Plump Fiction

Plump Fiction

Is there any cinematic genre quite as sadly, hopelessly devoid of inspiration as the parody film? Sure, parody movies predate 1988's The Naked Gun, but that one, aside from cruelly resurrecting the career of anti-comedy icon Leslie Nielsen, seems to have spawned an entire plague of godawful imitators. Recent horrible, horrible parodies (The Godson, Wrongfully Accused, Spy Hard) are so uniformly atrocious that they can't help but make such inoffensive late-'80s entries as UHF seem like masterpieces by comparison. Filmed in 1996 but only recently released on home video, Plump Fiction is, as its title would imply, a parody of the films of Quentin Tarantino. It is also, as its title would imply, a stupid, stupid fucking movie, a cringe-inducingly awful mess that has aged about as well as a quart of mayonnaise left out in the sun.
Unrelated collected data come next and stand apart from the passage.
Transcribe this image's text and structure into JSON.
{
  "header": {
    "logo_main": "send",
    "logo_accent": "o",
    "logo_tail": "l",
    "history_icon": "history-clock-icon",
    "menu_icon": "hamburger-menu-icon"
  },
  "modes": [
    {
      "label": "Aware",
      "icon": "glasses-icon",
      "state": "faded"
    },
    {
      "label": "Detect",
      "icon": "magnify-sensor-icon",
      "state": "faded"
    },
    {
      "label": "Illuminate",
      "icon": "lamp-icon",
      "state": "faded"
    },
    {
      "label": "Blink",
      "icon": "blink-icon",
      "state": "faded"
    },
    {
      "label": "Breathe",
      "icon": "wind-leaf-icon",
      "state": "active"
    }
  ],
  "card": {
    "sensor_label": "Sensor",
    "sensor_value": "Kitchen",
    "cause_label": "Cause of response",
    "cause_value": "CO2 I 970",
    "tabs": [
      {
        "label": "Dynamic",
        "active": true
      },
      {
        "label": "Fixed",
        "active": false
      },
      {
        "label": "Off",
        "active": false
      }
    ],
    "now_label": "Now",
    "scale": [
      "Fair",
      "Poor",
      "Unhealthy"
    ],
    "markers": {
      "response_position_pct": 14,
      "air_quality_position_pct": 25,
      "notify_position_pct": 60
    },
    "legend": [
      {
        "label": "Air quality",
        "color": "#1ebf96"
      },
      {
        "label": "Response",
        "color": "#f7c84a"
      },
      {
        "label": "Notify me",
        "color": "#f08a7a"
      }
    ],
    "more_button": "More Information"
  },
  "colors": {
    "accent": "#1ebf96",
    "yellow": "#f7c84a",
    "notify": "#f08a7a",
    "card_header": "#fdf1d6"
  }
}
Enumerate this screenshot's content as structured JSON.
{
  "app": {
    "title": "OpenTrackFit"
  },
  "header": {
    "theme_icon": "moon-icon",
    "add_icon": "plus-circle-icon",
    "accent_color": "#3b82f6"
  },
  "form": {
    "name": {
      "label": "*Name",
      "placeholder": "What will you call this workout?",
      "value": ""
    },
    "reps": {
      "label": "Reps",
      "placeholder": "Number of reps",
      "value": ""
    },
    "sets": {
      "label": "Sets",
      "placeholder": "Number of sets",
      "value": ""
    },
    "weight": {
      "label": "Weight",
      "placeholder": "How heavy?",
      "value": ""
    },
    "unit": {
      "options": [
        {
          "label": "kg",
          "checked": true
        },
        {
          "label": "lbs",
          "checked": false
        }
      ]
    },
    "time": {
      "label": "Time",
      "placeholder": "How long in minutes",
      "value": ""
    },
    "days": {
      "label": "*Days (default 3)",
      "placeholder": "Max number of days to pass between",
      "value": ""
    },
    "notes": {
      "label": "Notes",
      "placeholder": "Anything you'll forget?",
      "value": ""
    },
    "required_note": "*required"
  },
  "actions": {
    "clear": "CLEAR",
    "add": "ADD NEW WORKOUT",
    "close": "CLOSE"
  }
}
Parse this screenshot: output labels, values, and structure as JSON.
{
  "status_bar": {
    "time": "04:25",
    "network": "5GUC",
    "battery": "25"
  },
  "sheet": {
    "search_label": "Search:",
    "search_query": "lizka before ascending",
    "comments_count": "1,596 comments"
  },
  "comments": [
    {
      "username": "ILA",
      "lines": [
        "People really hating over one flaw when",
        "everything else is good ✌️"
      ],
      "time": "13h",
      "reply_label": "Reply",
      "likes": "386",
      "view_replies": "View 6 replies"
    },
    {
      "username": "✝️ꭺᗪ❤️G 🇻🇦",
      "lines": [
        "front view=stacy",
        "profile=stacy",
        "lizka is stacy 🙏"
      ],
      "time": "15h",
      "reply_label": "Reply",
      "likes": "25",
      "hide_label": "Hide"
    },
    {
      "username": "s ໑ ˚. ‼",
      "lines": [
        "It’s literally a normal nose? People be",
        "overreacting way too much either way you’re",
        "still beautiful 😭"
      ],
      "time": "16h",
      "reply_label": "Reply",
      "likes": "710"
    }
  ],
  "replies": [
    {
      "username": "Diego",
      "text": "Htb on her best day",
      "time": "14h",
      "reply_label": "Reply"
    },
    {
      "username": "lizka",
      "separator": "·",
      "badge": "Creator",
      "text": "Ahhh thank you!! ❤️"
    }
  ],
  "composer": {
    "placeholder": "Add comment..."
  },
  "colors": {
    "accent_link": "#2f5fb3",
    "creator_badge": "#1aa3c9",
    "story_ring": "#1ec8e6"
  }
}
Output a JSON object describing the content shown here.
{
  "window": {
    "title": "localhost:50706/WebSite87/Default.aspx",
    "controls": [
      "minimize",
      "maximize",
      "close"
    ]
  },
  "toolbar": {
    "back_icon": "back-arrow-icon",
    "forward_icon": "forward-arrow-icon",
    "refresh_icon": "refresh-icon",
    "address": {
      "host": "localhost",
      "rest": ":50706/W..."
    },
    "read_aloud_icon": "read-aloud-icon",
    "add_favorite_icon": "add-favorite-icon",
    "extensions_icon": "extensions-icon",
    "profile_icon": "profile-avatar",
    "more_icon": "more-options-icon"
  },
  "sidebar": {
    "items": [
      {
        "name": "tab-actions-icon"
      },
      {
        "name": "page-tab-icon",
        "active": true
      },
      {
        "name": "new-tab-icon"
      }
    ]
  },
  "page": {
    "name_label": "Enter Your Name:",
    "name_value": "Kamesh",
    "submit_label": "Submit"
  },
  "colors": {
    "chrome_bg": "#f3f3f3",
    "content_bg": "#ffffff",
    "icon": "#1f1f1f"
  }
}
Remember the movie Nell? Remember how there was a character in that film who spoke a strange, guttural language of her own design? Well, the lead character of Nell shows up in Plump Fiction, only now she's totally dressed like the gimp, and she's still talking all funny! If you think simply transporting a character from one movie into another is the height of hilarity, you should enjoy Plump Fiction. If you think the titles Plump Fiction, Natural Blonde Killers, and Reservoir Nuns are funny in and of themselves, you're all set. But for everyone without a masochistic love of atrocious comedies, Plump Fiction is an almost unimaginably awful film that should be avoided at all costs.